Дверь камеры отворилась и тюремщик сказал, сжалившись над заключенным:

— Ладно, пойдем — двор уберешь. Только смотри у меня — без глупостей.

— Клянусь своей жизнью, ты останешься, доволен мной, — заверил Имран.

— Глупец, — насмешливо сказал надзиратель, — нашел, чем клясться. Да за твою жизнь сейчас никто и даника не даст. Иди уж.

Тюремщик вывел Имрана во двор и поручил убрать тюремный двор.

— Метлу возьмешь у стражника, за будкой. Эй, Аббас, — крикнул надзиратель, обращаясь к стражнику, — дай ему метлу и присмотри за ним, я сейчас еще пару человек приведу.

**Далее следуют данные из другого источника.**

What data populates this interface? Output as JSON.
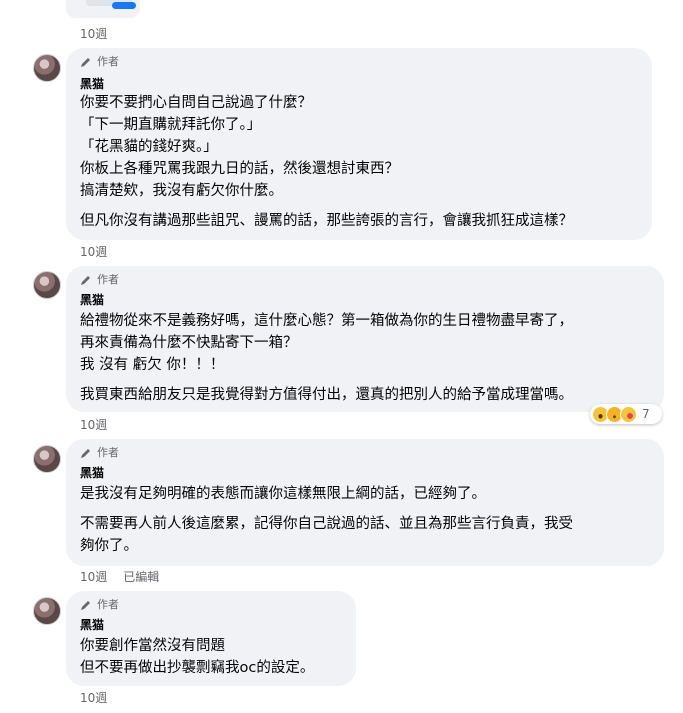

Имран схватил метлу и принялся старательно махать ей. Никогда еще грязная работа не приносила ему такого удовольствия. Надзиратель привел еще двух человек, поставил в ряд и принялся командовать, заставляя заключенных ритмично взмахивать метлами. Имран вначале двигался в середине, затем переместился к стене, в нижней части которой, почти у земли, были прорезаны небольшие, забранные решетками вентиляционные окна полуподземных камер. Из этих окошек тут же послышались голоса: «Легче, легче маши метлой, придурок, пыль не поднимай, ублюдок, собачий сын».

94

Учитель, мастер.

95

Библиотека.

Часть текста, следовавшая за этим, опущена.